Le programme de logements du projet des Batignolles tel
qu'il résulte de la négociation entre la Ville
de Paris et les propriétaires de terrains, vise donc
à respecter cet équilibre, et à construire,
certes, de nombreux logements sociaux, mais de telle sorte
que l'objectif de mixité sociale soit respecté.

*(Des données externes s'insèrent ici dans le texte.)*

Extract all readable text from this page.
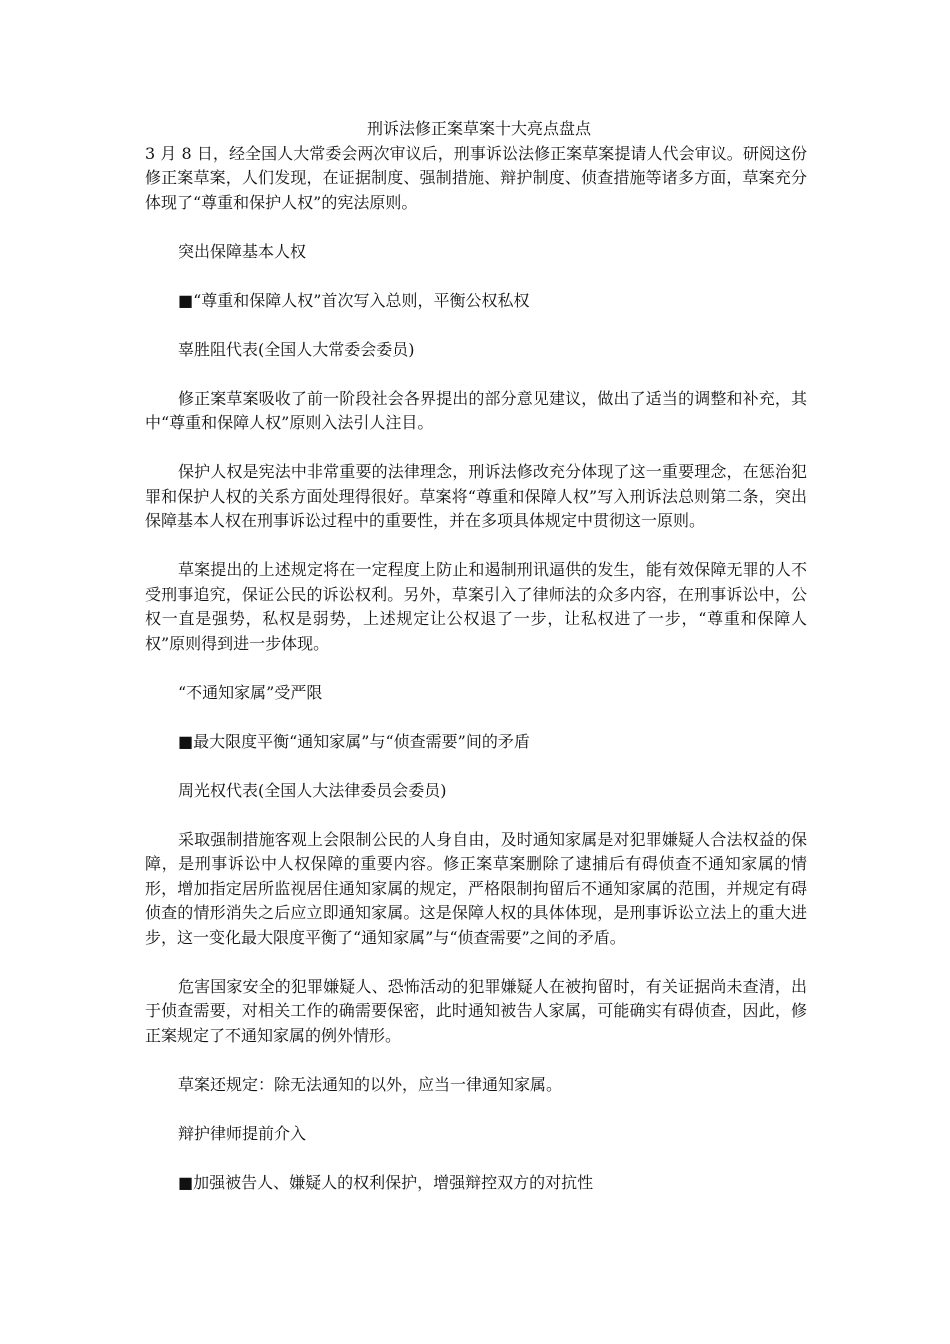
刑诉法修正案草案十大亮点盘点

3 月 8 日，经全国人大常委会两次审议后，刑事诉讼法修正案草案提请人代会审议。研阅这份修正案草案，人们发现，在证据制度、强制措施、辩护制度、侦查措施等诸多方面，草案充分体现了“尊重和保护人权”的宪法原则。

突出保障基本人权

■“尊重和保障人权”首次写入总则，平衡公权私权

辜胜阻代表(全国人大常委会委员)

修正案草案吸收了前一阶段社会各界提出的部分意见建议，做出了适当的调整和补充，其中“尊重和保障人权”原则入法引人注目。

保护人权是宪法中非常重要的法律理念，刑诉法修改充分体现了这一重要理念，在惩治犯罪和保护人权的关系方面处理得很好。草案将“尊重和保障人权”写入刑诉法总则第二条，突出保障基本人权在刑事诉讼过程中的重要性，并在多项具体规定中贯彻这一原则。

草案提出的上述规定将在一定程度上防止和遏制刑讯逼供的发生，能有效保障无罪的人不受刑事追究，保证公民的诉讼权利。另外，草案引入了律师法的众多内容，在刑事诉讼中，公权一直是强势，私权是弱势，上述规定让公权退了一步，让私权进了一步，“尊重和保障人权”原则得到进一步体现。

“不通知家属”受严限

■最大限度平衡“通知家属”与“侦查需要”间的矛盾

周光权代表(全国人大法律委员会委员)

采取强制措施客观上会限制公民的人身自由，及时通知家属是对犯罪嫌疑人合法权益的保障，是刑事诉讼中人权保障的重要内容。修正案草案删除了逮捕后有碍侦查不通知家属的情形，增加指定居所监视居住通知家属的规定，严格限制拘留后不通知家属的范围，并规定有碍侦查的情形消失之后应立即通知家属。这是保障人权的具体体现，是刑事诉讼立法上的重大进步，这一变化最大限度平衡了“通知家属”与“侦查需要”之间的矛盾。

危害国家安全的犯罪嫌疑人、恐怖活动的犯罪嫌疑人在被拘留时，有关证据尚未查清，出于侦查需要，对相关工作的确需要保密，此时通知被告人家属，可能确实有碍侦查，因此，修正案规定了不通知家属的例外情形。

草案还规定：除无法通知的以外，应当一律通知家属。

辩护律师提前介入

■加强被告人、嫌疑人的权利保护，增强辩控双方的对抗性
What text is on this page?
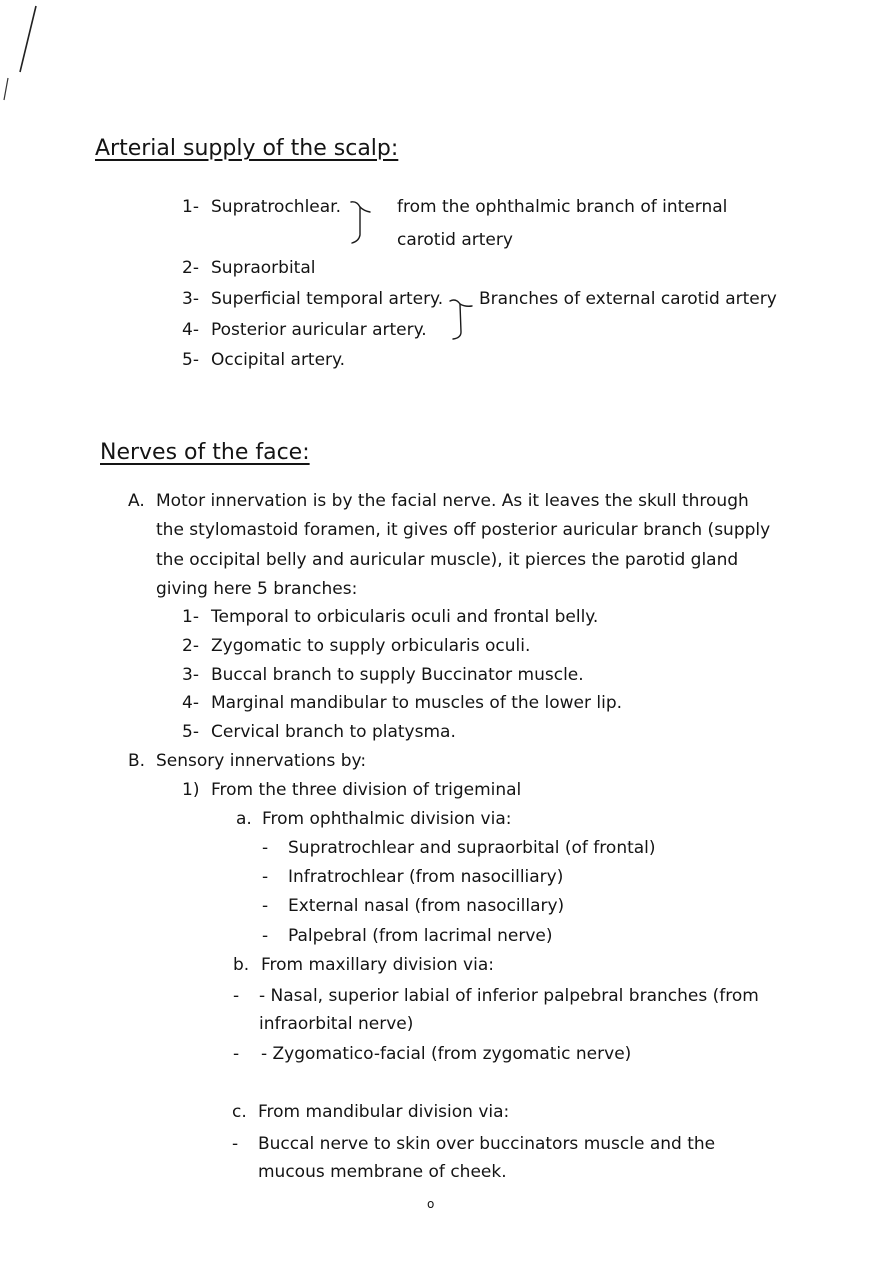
Arterial supply of the scalp:
1- Supratrochlear.
2- Supraorbital
3- Superficial temporal artery.
4- Posterior auricular artery.
5- Occipital artery.
from the ophthalmic branch of internal
carotid artery
Branches of external carotid artery
Nerves of the face:
A. Motor innervation is by the facial nerve. As it leaves the skull through
the stylomastoid foramen, it gives off posterior auricular branch (supply
the occipital belly and auricular muscle), it pierces the parotid gland
giving here 5 branches:
1- Temporal to orbicularis oculi and frontal belly.
2- Zygomatic to supply orbicularis oculi.
3- Buccal branch to supply Buccinator muscle.
4- Marginal mandibular to muscles of the lower lip.
5- Cervical branch to platysma.
B. Sensory innervations by:
1) From the three division of trigeminal
a. From ophthalmic division via:
- Supratrochlear and supraorbital (of frontal)
- Infratrochlear (from nasocilliary)
- External nasal (from nasocillary)
- Palpebral (from lacrimal nerve)
b. From maxillary division via:
- - Nasal, superior labial of inferior palpebral branches (from
infraorbital nerve)
- - Zygomatico-facial (from zygomatic nerve)
c. From mandibular division via:
- Buccal nerve to skin over buccinators muscle and the
mucous membrane of cheek.
o
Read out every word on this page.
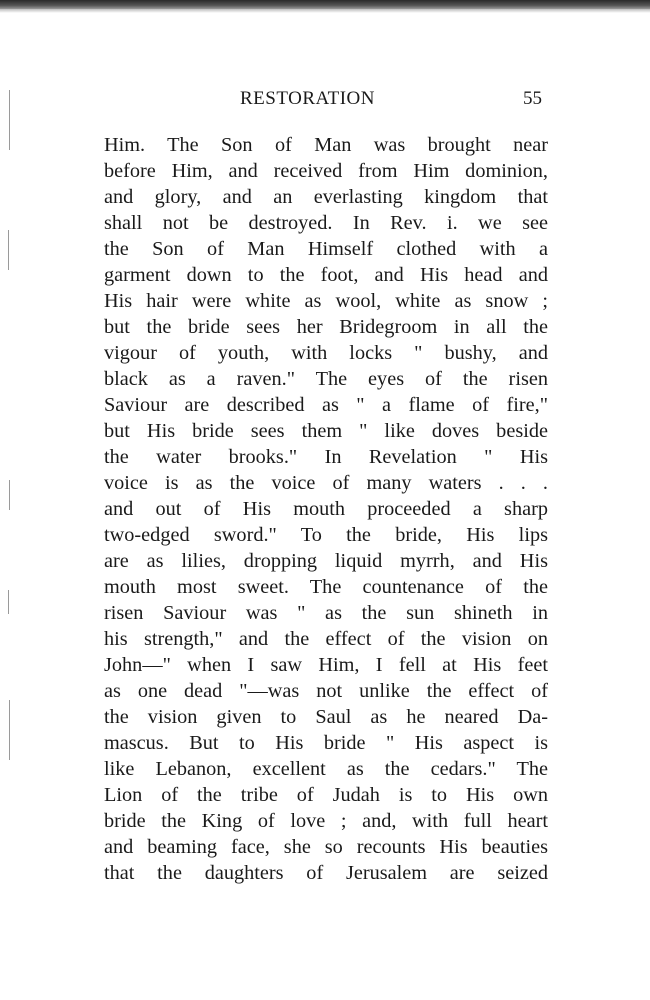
RESTORATION	55
Him. The Son of Man was brought near
before Him, and received from Him dominion,
and glory, and an everlasting kingdom that
shall not be destroyed. In Rev. i. we see
the Son of Man Himself clothed with a
garment down to the foot, and His head and
His hair were white as wool, white as snow ;
but the bride sees her Bridegroom in all the
vigour of youth, with locks " bushy, and
black as a raven." The eyes of the risen
Saviour are described as " a flame of fire,"
but His bride sees them " like doves beside
the water brooks." In Revelation " His
voice is as the voice of many waters . . .
and out of His mouth proceeded a sharp
two-edged sword." To the bride, His lips
are as lilies, dropping liquid myrrh, and His
mouth most sweet. The countenance of the
risen Saviour was " as the sun shineth in
his strength," and the effect of the vision on
John—" when I saw Him, I fell at His feet
as one dead "—was not unlike the effect of
the vision given to Saul as he neared Da-
mascus. But to His bride " His aspect is
like Lebanon, excellent as the cedars." The
Lion of the tribe of Judah is to His own
bride the King of love ; and, with full heart
and beaming face, she so recounts His beauties
that the daughters of Jerusalem are seized
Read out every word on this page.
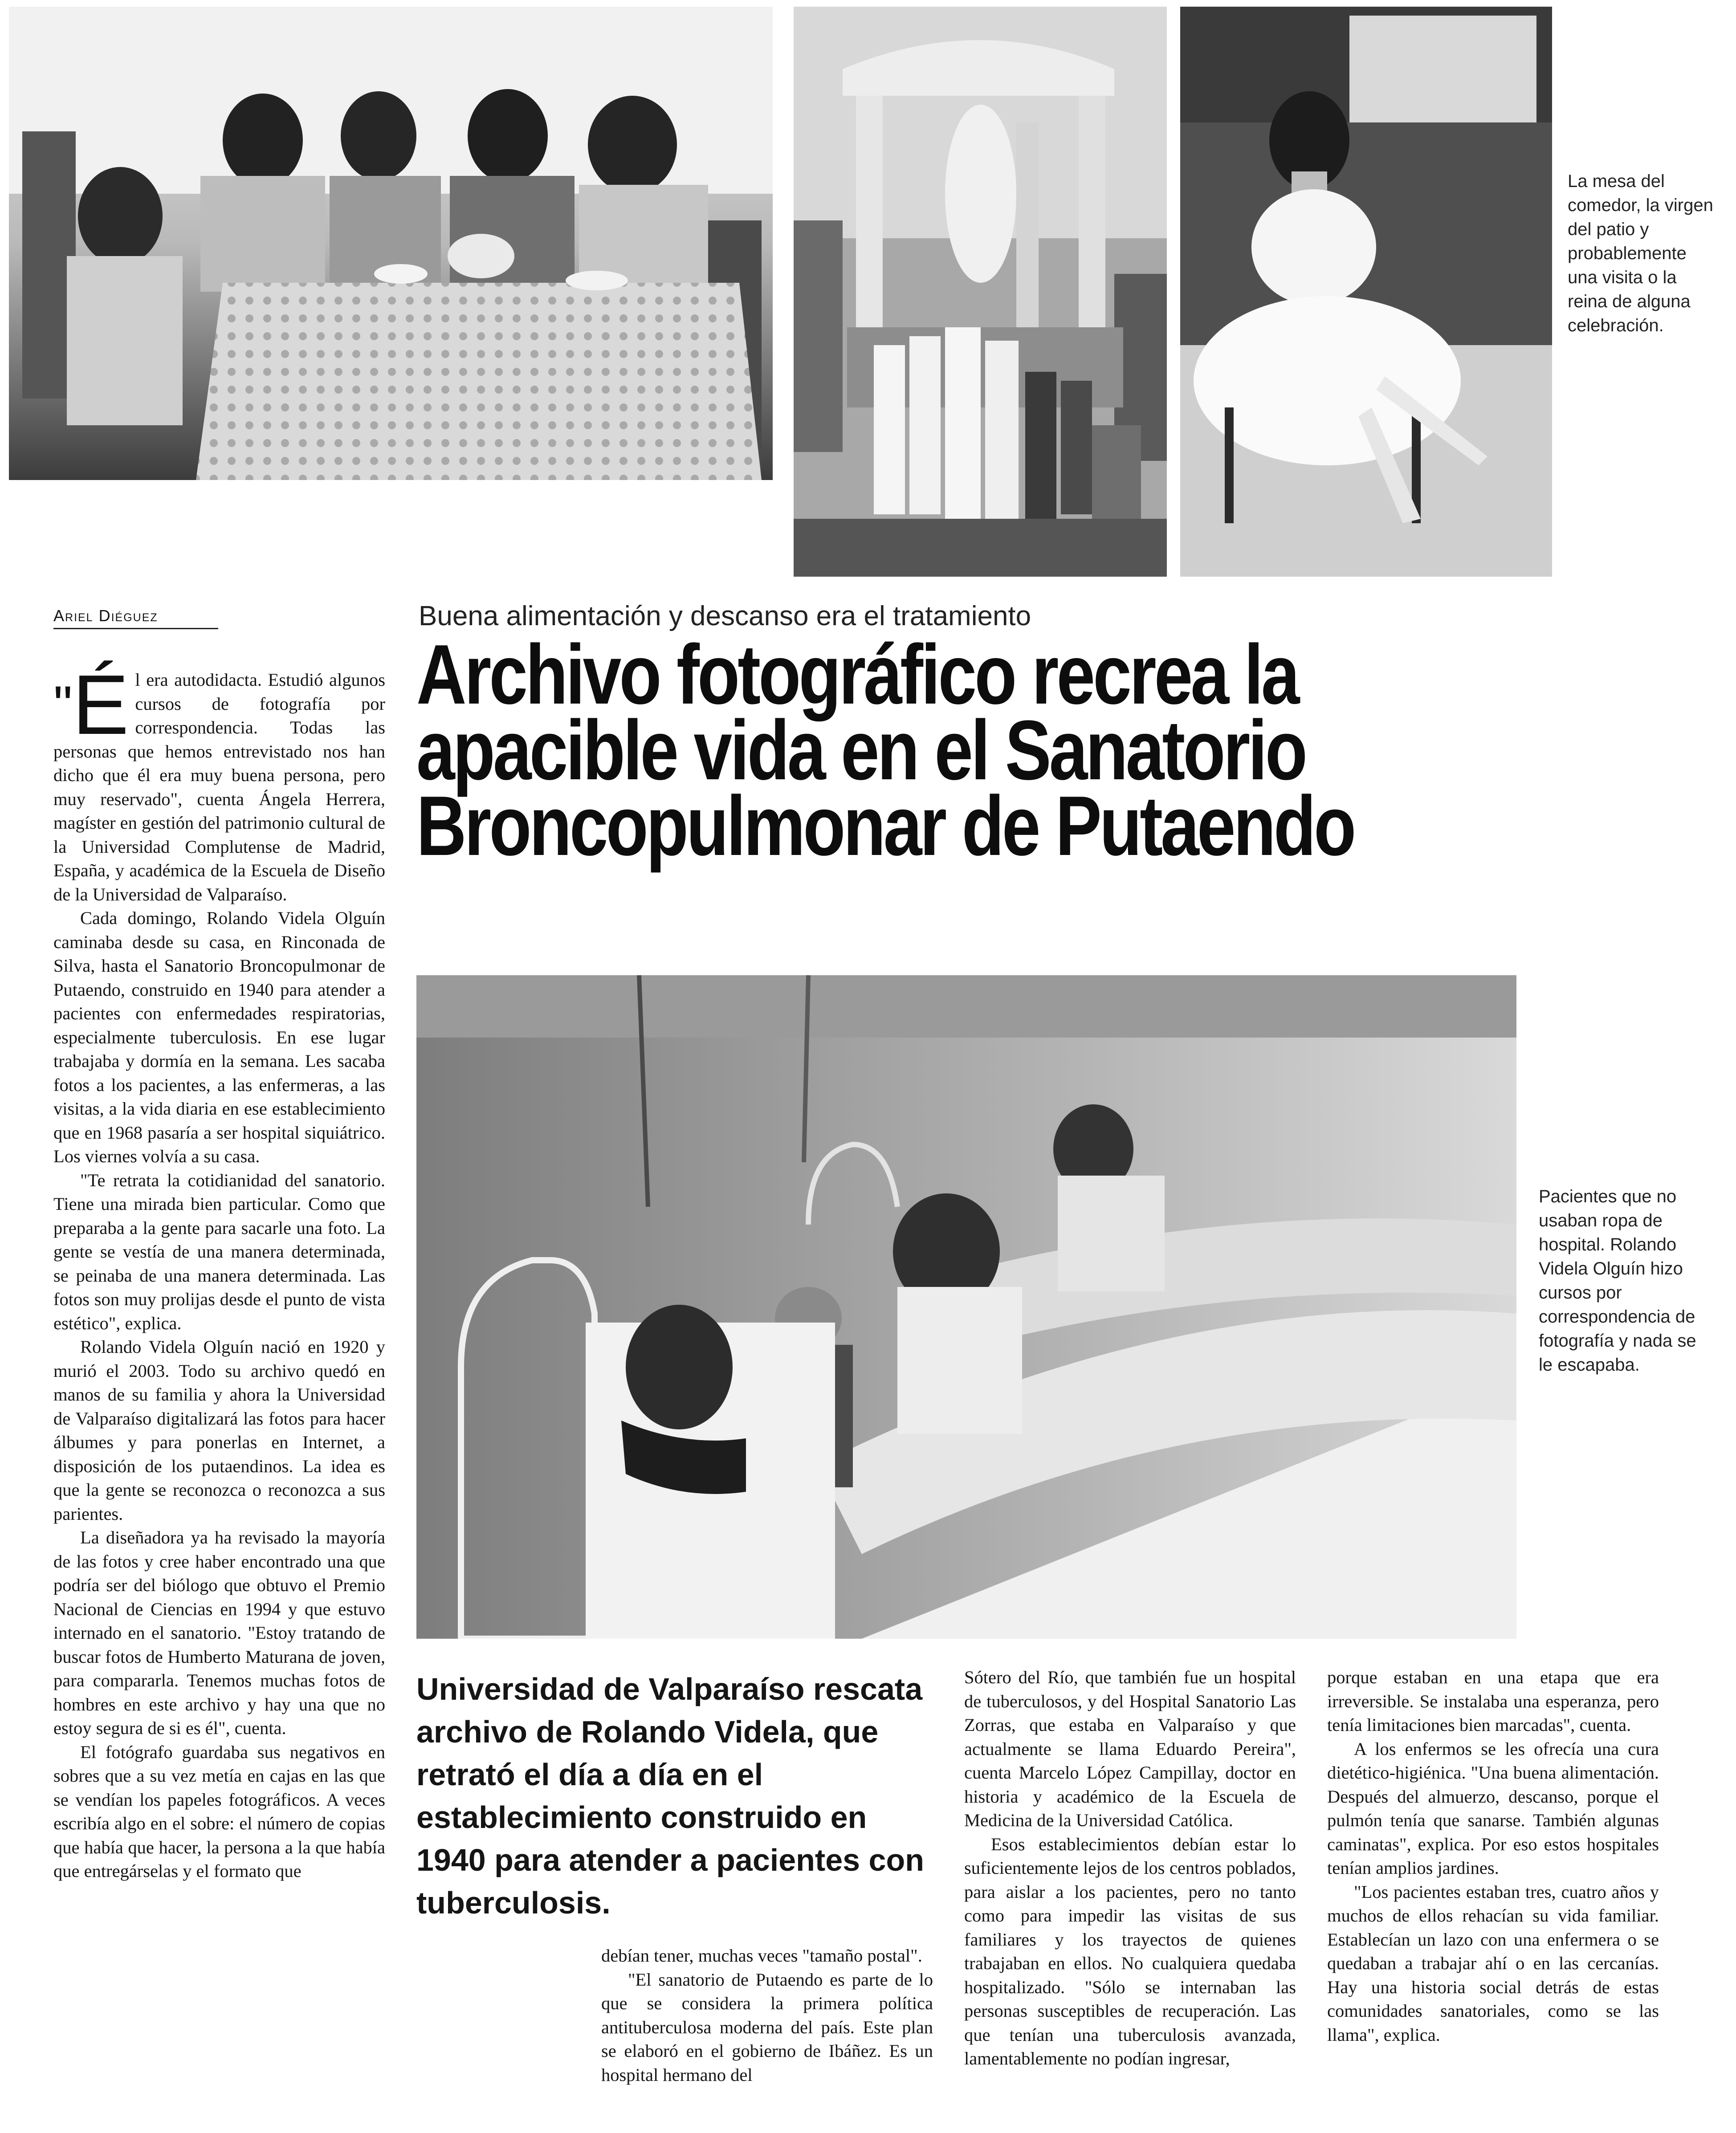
La mesa del
comedor, la virgen
del patio y
probablemente
una visita o la
reina de alguna
celebración.
Ariel Diéguez	Buena alimentación y descanso era el tratamiento
Archivo fotográfico recrea la
apacible vida en el Sanatorio
Broncopulmonar de Putaendo
Pacientes que no
usaban ropa de
hospital. Rolando
Videla Olguín hizo
cursos por
correspondencia de
fotografía y nada se
le escapaba.

"É l era autodidacta. Estudió algunos cursos de fotografía por correspondencia. Todas las personas que hemos entrevistado nos han dicho que él era muy buena persona, pero muy reservado", cuenta Ángela Herrera, magíster en gestión del patrimonio cultural de la Universidad Complutense de Madrid, España, y académica de la Escuela de Diseño de la Universidad de Valparaíso.

Cada domingo, Rolando Videla Olguín caminaba desde su casa, en Rinconada de Silva, hasta el Sanatorio Broncopulmonar de Putaendo, construido en 1940 para atender a pacientes con enfermedades respiratorias, especialmente tuberculosis. En ese lugar trabajaba y dormía en la semana. Les sacaba fotos a los pacientes, a las enfermeras, a las visitas, a la vida diaria en ese establecimiento que en 1968 pasaría a ser hospital siquiátrico. Los viernes volvía a su casa.

"Te retrata la cotidianidad del sanatorio. Tiene una mirada bien particular. Como que preparaba a la gente para sacarle una foto. La gente se vestía de una manera determinada, se peinaba de una manera determinada. Las fotos son muy prolijas desde el punto de vista estético", explica.

Rolando Videla Olguín nació en 1920 y murió el 2003. Todo su archivo quedó en manos de su familia y ahora la Universidad de Valparaíso digitalizará las fotos para hacer álbumes y para ponerlas en Internet, a disposición de los putaendinos. La idea es que la gente se reconozca o reconozca a sus parientes.

La diseñadora ya ha revisado la mayoría de las fotos y cree haber encontrado una que podría ser del biólogo que obtuvo el Premio Nacional de Ciencias en 1994 y que estuvo internado en el sanatorio. "Estoy tratando de buscar fotos de Humberto Maturana de joven, para compararla. Tenemos muchas fotos de hombres en este archivo y hay una que no estoy segura de si es él", cuenta.

El fotógrafo guardaba sus negativos en sobres que a su vez metía en cajas en las que se vendían los papeles fotográficos. A veces escribía algo en el sobre: el número de copias que había que hacer, la persona a la que había que entregárselas y el formato que

Universidad de Valparaíso rescata archivo de Rolando Videla, que retrató el día a día en el establecimiento construido en 1940 para atender a pacientes con tuberculosis.

debían tener, muchas veces "tamaño postal".

"El sanatorio de Putaendo es parte de lo que se considera la primera política antituberculosa moderna del país. Este plan se elaboró en el gobierno de Ibáñez. Es un hospital hermano del

Sótero del Río, que también fue un hospital de tuberculosos, y del Hospital Sanatorio Las Zorras, que estaba en Valparaíso y que actualmente se llama Eduardo Pereira", cuenta Marcelo López Campillay, doctor en historia y académico de la Escuela de Medicina de la Universidad Católica.

Esos establecimientos debían estar lo suficientemente lejos de los centros poblados, para aislar a los pacientes, pero no tanto como para impedir las visitas de sus familiares y los trayectos de quienes trabajaban en ellos. No cualquiera quedaba hospitalizado. "Sólo se internaban las personas susceptibles de recuperación. Las que tenían una tuberculosis avanzada, lamentablemente no podían ingresar,

porque estaban en una etapa que era irreversible. Se instalaba una esperanza, pero tenía limitaciones bien marcadas", cuenta.

A los enfermos se les ofrecía una cura dietético-higiénica. "Una buena alimentación. Después del almuerzo, descanso, porque el pulmón tenía que sanarse. También algunas caminatas", explica. Por eso estos hospitales tenían amplios jardines.

"Los pacientes estaban tres, cuatro años y muchos de ellos rehacían su vida familiar. Establecían un lazo con una enfermera o se quedaban a trabajar ahí o en las cercanías. Hay una historia social detrás de estas comunidades sanatoriales, como se las llama", explica.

C'est pourquoi nous voterons contre les vux et amendements
23 à 27 (à l'exception du vu 25), qui
méconnaissent les réalités du 17e arrondissement,
et ne sont d'ailleurs pas présentés par des
élus du 17e !
A
contrario, l'amendement 25 s'inscrit dans les orientations
que nous défendons depuis plus de trois ans au Conseil
de Paris en matière de recours aux énergies
renouvelables et de respect de l'environnement. A ce propos,
l'écologie selon la municipalité actuelle
est présente bien plus dans les discours que dans
la réalité, comme en atteste l'absence de
bilan de l'action municipale en matière d'énergies
renouvelables. Aussi, en espérant que cette fois-ci
les discours seront suivis d'effets, nous voterons l'amendement
25.
Séance des 30 et 31 Janvier 2006
Intervention relative au lancement
d'un marché pour le changement des transformateurs
à isolant PCB
Vous nous demandez de vous autoriser à lancer
un marché pour le changement des transformateurs
à isolant PCB, plus joliment appelés transformateurs
à isolant polychlorobiphényle ! situés
dans les postes de transformateur électrique
alimentant la ventilation et l'éclairage des
tunnels de plus de 300 mètres de long du boulevard
périphérique. Cela s'impose conformément
à la réglementation en vigueur qui précise
que les anciens transformateurs fabriqués avant
1974 devront être éliminés avant
la fin 2006, c'est le cas du boulevard périphérique
qui a été construit de 1956 à 1973.
Le marché que vous nous proposez sera lancé
courant 2006 et qui aura une durée de 18 mois
ne pourra en aucun cas respecter cette prescription.
Pourquoi,
M. le Maire, avoir tant tardé alors qu'il s'agit
d'une procédure de sécurité ?
Intervention
relative aux modalités de stationnement pour
les autocars
Il nous est demandé dans cette délibération
de procéder au renouvellement de la mission de
contrôle et d'information, ainsi que de la perception
de la taxe de stationnement pour autocars par l'intermédiaire
d'un marché de prestations qui arrive à
expiration en avril 2006.
1ère
question : comment comptez-vous être dans les
délais ?
2ème
question : il est dit dans cette délibération
je cite : " les dispositions mises en place depuis
juin 2003 ont été bien accueillies par
les autocaristes ".
Qu'en
est-il exactement ? Il aurait été intéressant
que vous nous fassiez le bilan du fonctionnement de
ce service ainsi que celui du nombre d'autocars circulant
et stationnant dans Paris avec ce système. Par
ailleurs une explication sur l'évolution de la
fréquentation touristique liée à
ce transport nous éclairerait.
Merci
des données que vous pourrez nous donner.